OK, so haiku are supposed to be about nature – raindrops and cicadas and whatnot. But hey, I’m a creative writing teacher and feel obligated to model what fun it is to take a literary rule and bend it to my own purposes.

Next month, we’ll continue bending the rules in my Saturday creative writing class.

Saturday, March 15, 2014
10-11:30am
100th Monkey Studio, 1600 SE Ankeny St.
Cost: $20 per class


Thursday, February 6, 2014

A Certain Fame


Some of my creative writing students have gone pantoum crazy, writing powerful poems with a pattern of repeating lines.

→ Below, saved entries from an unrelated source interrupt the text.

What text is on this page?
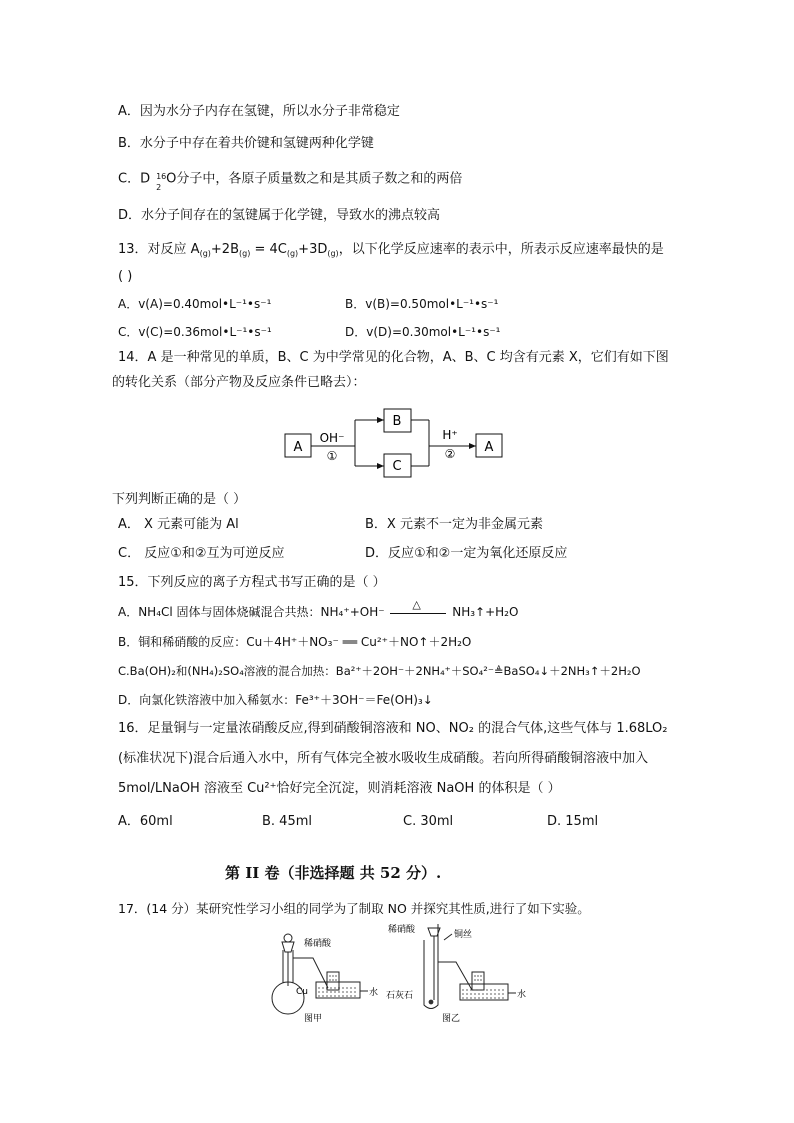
A．因为水分子内存在氢键，所以水分子非常稳定
B．水分子中存在着共价键和氢键两种化学键
C．D 16
2
O分子中，各原子质量数之和是其质子数之和的两倍
D．水分子间存在的氢键属于化学键，导致水的沸点较高
13．对反应 $A_{(g)}+2B_{(g)} = 4C_{(g)}+3D_{(g)}$，以下化学反应速率的表示中，所表示反应速率最快的是
( )
A．v(A)=0.40mol•L⁻¹•s⁻¹	B．v(B)=0.50mol•L⁻¹•s⁻¹
C．v(C)=0.36mol•L⁻¹•s⁻¹	D．v(D)=0.30mol•L⁻¹•s⁻¹
14．A 是一种常见的单质，B、C 为中学常见的化合物，A、B、C 均含有元素 X，它们有如下图
的转化关系（部分产物及反应条件已略去）：
A
B
C
A
OH⁻
①
H⁺
②
下列判断正确的是（ ）
A． X 元素可能为 Al	B．X 元素不一定为非金属元素
C． 反应①和②互为可逆反应	D．反应①和②一定为氧化还原反应
15．下列反应的离子方程式书写正确的是（ ）
A．NH₄Cl 固体与固体烧碱混合共热：NH₄⁺+OH⁻
△
NH₃↑+H₂O
B．铜和稀硝酸的反应：Cu＋4H⁺＋NO₃⁻ ══ Cu²⁺＋NO↑＋2H₂O
C.Ba(OH)₂和(NH₄)₂SO₄溶液的混合加热：Ba²⁺＋2OH⁻＋2NH₄⁺＋SO₄²⁻≜BaSO₄↓＋2NH₃↑＋2H₂O
D．向氯化铁溶液中加入稀氨水：Fe³⁺＋3OH⁻＝Fe(OH)₃↓
16．足量铜与一定量浓硝酸反应,得到硝酸铜溶液和 NO、NO₂ 的混合气体,这些气体与 1.68LO₂
(标准状况下)混合后通入水中，所有气体完全被水吸收生成硝酸。若向所得硝酸铜溶液中加入
5mol/LNaOH 溶液至 Cu²⁺恰好完全沉淀，则消耗溶液 NaOH 的体积是（ ）
A．60ml	B. 45ml	C. 30ml	D. 15ml
第 II 卷（非选择题 共 52 分）.
17．(14 分）某研究性学习小组的同学为了制取 NO 并探究其性质,进行了如下实验。
稀硝酸
Cu	水
图甲
稀硝酸	铜丝
石灰石	水
图乙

As for me, I’m on a little haiku kick.


After seeing an apartment called "Casa Linda," I came up with this poem:

My name, not on a
book cover, but published on
an apartment sign.

According to our former poet laureate Robert Hass, the haiku form started out as an improvisational game that Japanese writers used to play at parties. Apparently, a group of them would make poems by adding to each other's lines and riffing like jazz musicians.

In keeping with that tradition, my Saturday creative writing students will meet next week to socialize and play around with words.

If you feel like joining us, bring a pen...or maybe your saxophone.


Saturday, February 15, 2014
10-11:30am
100th Monkey Studio, 1600 SE Ankeny St.
Cost: $20 per class

Saturday, February 1, 2014

"That's So Portland"

Before our fair city became known for its beards, microbrews and baristas, my grandmother, Myrtle L. Drahn, moved here in the 1960's. A middle-aged wife from Newberg, Oregon, she suddenly found herself single and in need of an income. She got a job at Jones Photo, rented a series of apartments in Portland and spent her free time riding the bus to Montgomery Ward (a department store) and chatting with her favorite waitresses and busboys at Roses Restaurant, which was famous for its bazillion-layer chocolate cakes and donuts the size of truck tires.


Two of the apartments she lived in when I was a kid still stand on Vista Avenue. I see them now every time our family heads to Washington Park, our picnic basket filled with a quinoa salad, some Dogfish Head Ale and maybe a plate of cookies topped with hazelnuts, which my grandmother would have known as "filberts."